Manovre notturne

gennaio 21, 2011

La porta si apre attorno all'una, una lama di luce blu che taglia la stanza in due e poi si allarga a ventaglio, illumina i libri di Asimov, il poster del sistema solare, il computer, e poi torna a restringersi, escompare.
A questo punto ho già le forbici strette in pugno.
Un fruscio, un gemito, le doghe del letto che cigolano.
Un'esclamazione.
Accendo la lampada del comodino.
Ci sono probabilmente cose più ridicole di una giovane donna seminuda arrotolata lascivamente attorno ad un cuscino, ma al momento non mi vengono in mente.
"Non è un po' tardi?" le chiedo.
Il fatto è, vedete, che a me ormai i letti troppo morbidi generano una certa inquietudine - troppo facile sprofondare in un sonno troppo profondo, troppo facile non accorgerssise qualcuno si avvicina, troppo facile lasciarci la pelle.
Da un paio d'anni, avere un sonno leggero non è una cattiva idea.
Quindi, ok, grazie dell'ospitalità, ma da una settimana io qui dormo sul pavimento, fra il letto e la finestra dell'abbaino - che se qualcuno dovesse cercare di entrare da fuori, la prima cosa che fa è calpestarmi.
Clo cerca di darsi un tono.
Non è facile quando hai addosso solo delle mutandine di pizzo e sei impasticcata di brutto.
Però bisogna ammirare l'impegno.
"Se ti piace tanto," le dico, indicando il cuscino che stringe fra le cosce, "puoi anche portartelo in camera."
Lei mi manda affanculo e mi tira il cuscino.
"Forse è meglio se torni a letto," le dico.
Lei si tira su, in ginocchio al centro del materasso, e incrocia le braccia dietro alla testa.
Nel cono di luce della lampada IKEA, vedo che ha un tatuaggio vicino al caspezzolo sinistro.
Una lucertola.
E un carattere cinese sotto all'elastico dello slip.
"Non hai voglia?" mi chiede.
Ha la voce impastata, le pupille troppo dilatate.

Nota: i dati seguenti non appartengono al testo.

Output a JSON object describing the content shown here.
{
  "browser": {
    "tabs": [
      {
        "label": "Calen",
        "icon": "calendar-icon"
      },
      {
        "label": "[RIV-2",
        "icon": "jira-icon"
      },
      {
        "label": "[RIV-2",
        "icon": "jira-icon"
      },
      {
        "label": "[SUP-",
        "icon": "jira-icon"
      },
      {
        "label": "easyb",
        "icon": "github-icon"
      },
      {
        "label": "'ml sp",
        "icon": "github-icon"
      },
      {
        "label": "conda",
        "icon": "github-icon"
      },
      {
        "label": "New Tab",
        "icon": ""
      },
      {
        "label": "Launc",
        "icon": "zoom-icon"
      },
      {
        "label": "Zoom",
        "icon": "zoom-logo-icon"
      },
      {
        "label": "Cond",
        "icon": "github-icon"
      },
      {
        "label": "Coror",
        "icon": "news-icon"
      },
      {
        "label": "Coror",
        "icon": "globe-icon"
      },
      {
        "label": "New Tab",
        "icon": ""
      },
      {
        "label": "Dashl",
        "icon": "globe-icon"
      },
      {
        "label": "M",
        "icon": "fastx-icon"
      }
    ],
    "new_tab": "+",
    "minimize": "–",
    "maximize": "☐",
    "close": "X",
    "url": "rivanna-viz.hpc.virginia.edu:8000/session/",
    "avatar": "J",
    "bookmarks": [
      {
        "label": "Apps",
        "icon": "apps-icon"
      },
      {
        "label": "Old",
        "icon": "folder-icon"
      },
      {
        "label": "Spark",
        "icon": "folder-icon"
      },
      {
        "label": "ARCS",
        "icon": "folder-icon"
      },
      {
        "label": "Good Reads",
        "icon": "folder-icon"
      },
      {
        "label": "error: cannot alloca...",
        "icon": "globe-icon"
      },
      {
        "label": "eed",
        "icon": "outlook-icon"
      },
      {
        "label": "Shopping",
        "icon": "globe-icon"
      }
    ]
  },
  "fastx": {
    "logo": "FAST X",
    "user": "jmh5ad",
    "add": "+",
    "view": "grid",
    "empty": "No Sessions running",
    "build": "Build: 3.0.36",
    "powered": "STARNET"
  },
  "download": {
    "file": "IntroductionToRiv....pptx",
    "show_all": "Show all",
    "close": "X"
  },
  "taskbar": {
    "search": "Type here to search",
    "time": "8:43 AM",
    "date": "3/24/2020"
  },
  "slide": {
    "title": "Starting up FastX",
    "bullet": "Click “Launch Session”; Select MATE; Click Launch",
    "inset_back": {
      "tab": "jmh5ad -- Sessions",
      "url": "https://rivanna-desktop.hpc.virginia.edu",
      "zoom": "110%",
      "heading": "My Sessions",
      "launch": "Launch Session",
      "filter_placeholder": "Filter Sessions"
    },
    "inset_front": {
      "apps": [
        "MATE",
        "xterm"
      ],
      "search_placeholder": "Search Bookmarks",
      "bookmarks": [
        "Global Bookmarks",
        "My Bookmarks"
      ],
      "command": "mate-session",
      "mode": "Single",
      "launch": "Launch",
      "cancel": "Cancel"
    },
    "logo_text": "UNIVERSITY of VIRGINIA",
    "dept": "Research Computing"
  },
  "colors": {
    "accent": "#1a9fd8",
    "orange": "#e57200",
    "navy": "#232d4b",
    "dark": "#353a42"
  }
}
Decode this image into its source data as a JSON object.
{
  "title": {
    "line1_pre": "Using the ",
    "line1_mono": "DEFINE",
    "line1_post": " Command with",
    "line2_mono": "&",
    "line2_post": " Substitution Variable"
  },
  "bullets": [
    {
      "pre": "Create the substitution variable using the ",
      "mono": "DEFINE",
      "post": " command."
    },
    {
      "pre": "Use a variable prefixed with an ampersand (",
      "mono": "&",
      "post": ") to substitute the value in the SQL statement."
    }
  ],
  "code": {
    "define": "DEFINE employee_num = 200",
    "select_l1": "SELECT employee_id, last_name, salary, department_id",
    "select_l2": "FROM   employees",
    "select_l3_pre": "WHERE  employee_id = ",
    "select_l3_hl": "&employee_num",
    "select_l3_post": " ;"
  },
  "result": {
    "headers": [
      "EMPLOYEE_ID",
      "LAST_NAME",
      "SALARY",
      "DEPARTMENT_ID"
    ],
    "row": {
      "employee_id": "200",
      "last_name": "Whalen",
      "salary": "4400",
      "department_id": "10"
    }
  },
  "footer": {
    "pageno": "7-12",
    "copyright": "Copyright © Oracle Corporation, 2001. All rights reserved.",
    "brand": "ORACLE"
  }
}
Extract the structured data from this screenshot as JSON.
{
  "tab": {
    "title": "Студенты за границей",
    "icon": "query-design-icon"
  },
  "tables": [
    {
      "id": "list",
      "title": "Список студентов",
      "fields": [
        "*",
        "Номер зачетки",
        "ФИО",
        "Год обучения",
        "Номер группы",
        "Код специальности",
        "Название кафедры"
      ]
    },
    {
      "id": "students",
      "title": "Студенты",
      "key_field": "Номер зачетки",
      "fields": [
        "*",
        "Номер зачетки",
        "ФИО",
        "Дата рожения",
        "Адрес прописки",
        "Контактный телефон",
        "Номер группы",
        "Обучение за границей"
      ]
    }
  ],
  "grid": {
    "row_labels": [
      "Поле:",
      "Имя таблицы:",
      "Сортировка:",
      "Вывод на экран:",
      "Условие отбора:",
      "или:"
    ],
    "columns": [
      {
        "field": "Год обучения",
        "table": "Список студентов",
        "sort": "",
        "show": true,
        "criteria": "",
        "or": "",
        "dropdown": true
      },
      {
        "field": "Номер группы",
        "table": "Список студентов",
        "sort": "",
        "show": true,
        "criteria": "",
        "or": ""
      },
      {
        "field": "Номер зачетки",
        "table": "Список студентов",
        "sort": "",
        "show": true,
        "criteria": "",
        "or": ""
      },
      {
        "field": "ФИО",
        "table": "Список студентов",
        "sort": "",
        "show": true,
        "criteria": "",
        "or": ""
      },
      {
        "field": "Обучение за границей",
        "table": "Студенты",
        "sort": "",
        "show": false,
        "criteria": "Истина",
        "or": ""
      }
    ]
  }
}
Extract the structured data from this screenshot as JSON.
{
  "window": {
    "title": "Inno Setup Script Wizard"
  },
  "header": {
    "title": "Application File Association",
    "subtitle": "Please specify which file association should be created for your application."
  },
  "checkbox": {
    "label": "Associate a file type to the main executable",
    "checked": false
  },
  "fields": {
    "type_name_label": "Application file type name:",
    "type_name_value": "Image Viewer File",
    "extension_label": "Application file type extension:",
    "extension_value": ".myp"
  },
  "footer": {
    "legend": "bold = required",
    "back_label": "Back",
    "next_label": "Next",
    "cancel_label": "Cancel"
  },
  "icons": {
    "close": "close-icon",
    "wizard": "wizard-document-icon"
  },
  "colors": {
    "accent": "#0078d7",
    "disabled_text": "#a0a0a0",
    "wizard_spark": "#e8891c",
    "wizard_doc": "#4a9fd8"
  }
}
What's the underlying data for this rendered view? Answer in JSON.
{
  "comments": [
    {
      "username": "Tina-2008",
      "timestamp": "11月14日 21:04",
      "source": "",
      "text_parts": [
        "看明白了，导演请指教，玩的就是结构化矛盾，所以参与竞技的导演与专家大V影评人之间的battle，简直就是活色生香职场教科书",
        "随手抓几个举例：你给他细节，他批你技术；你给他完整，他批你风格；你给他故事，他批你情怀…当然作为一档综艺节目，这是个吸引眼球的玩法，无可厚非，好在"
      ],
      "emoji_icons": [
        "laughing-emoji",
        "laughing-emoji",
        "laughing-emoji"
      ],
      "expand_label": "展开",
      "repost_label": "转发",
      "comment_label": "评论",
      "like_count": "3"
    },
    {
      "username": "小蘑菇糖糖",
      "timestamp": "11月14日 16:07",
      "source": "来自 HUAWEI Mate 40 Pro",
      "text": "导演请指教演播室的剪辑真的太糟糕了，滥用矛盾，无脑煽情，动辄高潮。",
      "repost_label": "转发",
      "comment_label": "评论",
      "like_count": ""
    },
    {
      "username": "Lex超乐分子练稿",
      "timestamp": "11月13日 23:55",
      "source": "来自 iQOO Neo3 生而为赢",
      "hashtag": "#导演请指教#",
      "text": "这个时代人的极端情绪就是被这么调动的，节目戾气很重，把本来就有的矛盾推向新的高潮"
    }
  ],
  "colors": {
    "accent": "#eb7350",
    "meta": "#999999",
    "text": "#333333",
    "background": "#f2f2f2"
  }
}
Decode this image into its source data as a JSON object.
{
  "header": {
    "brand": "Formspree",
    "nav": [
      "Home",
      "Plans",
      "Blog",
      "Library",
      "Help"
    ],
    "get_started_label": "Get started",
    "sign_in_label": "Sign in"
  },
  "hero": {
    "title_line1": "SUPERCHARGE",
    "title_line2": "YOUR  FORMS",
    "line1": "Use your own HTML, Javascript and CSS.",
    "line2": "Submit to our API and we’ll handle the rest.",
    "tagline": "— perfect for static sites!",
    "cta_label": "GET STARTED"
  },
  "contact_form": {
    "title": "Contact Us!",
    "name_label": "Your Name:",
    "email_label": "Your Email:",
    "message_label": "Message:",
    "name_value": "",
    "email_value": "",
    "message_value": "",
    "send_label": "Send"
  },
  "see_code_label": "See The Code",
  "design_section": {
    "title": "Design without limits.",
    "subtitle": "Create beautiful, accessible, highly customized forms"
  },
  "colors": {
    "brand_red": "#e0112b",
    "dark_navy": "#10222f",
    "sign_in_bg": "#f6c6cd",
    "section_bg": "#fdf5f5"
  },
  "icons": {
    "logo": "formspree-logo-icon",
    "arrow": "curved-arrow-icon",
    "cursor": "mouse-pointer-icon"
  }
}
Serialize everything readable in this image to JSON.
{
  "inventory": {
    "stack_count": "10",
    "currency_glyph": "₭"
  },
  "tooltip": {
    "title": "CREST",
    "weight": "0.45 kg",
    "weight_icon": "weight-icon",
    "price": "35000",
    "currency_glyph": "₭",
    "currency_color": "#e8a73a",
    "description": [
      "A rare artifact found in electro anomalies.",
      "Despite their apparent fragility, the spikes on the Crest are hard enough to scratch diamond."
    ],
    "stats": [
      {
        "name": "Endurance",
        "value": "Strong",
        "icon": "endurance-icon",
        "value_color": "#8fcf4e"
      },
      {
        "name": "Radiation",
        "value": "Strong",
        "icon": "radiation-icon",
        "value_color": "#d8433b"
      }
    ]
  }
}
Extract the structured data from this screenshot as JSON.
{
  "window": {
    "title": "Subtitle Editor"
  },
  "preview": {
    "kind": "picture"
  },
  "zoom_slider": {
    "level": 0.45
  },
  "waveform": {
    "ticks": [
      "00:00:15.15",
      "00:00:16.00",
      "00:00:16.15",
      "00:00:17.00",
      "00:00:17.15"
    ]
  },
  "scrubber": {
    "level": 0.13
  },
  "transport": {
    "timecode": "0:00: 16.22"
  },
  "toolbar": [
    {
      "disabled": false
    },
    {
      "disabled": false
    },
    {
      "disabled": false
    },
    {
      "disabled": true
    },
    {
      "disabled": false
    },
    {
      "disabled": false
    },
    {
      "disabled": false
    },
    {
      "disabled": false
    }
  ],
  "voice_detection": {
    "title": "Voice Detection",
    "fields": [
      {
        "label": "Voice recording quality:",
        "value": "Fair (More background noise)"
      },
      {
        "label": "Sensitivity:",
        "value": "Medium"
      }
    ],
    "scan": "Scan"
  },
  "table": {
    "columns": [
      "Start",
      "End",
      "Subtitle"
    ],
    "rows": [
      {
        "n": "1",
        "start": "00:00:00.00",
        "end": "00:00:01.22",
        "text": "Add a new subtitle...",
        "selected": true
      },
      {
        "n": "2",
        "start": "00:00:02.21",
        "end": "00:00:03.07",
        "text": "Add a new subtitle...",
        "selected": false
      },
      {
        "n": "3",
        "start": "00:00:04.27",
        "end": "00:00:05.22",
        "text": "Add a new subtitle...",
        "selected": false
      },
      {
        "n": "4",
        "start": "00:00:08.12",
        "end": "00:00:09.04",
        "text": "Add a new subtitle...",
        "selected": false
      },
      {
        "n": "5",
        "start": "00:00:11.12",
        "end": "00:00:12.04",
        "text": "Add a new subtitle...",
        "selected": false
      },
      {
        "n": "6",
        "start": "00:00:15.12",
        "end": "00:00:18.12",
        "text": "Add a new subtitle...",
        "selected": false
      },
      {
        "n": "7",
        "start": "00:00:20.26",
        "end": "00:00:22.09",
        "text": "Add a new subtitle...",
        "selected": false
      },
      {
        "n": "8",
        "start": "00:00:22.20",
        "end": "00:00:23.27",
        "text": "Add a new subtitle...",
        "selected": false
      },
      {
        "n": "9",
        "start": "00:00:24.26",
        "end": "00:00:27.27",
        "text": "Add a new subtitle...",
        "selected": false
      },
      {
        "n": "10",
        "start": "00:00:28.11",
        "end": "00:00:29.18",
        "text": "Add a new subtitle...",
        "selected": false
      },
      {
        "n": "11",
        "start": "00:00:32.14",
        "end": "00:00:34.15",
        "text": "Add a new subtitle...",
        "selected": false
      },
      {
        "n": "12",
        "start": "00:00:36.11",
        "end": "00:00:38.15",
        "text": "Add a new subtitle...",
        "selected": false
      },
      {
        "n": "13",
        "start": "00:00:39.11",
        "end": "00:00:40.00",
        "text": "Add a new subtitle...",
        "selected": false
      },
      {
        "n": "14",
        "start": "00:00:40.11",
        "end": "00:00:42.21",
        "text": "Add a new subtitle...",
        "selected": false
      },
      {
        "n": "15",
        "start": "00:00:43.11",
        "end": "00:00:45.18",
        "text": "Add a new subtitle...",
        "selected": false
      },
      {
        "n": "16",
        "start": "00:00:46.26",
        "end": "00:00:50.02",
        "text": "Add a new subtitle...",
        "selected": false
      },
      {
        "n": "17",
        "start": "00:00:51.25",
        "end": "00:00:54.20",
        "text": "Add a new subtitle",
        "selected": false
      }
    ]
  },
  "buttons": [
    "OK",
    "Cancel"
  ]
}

Io penso solo a due numeri - quattro e sedici.
Gli anni di astinenza.
La sua età.
Potrebbe essere mia figlia.
Mi alzo in piedi.
"Non è questione di avere voglia o meno," le dico.
"Sei frocio?"
Beata gioventù.
"E non è anche questione di essere frocio, come dici tu," le dico.
Mi sento stanchissimo.
"Hai paura di Alf," dice, con un sorriso cattivo.
Alf.
Scaccio dalla mente l'immagine di questa ragazzina a letto col melmacchiano della TV.
"No," le dico. "Non ho paura di lui," mento.
"Il fatto è che non puoi buttarti nel letto di uno che non sai neanche chi sia..."
"Sei faina, quello di internet..."
Provo una grande tristezza.
"Non puoi saltare nel letto di uno e sventolargli le tette sotto al naso..." le dico, cercando di spiegare, "Non è così che funziona... Oscar Wilde sbagliava, non è solo un tappo e una bottiglia... non è solo godiforte..."
Fa un ghigno brutto, sguaiato. "Come se importasse a qualcuno," dice.
Perfetto.
"Ecco," le dico, prendendola per le spalle, ed accompagnandola alla porta senza che lei opponga resistenza. "Il fatto è che, qui, ora, a qualcuno importa."
E la chiudo fuori.
Mi sibila improperi per un paio di minuti, poi dà un calcio alla porta e se ne va.
Torno alla mia coparta sul pavimento, rimetto le forbici dove so di poterle trovare al buio, e spengo la lampada sul comodino.
L'apocalisse dovrebbe essere meno complicata.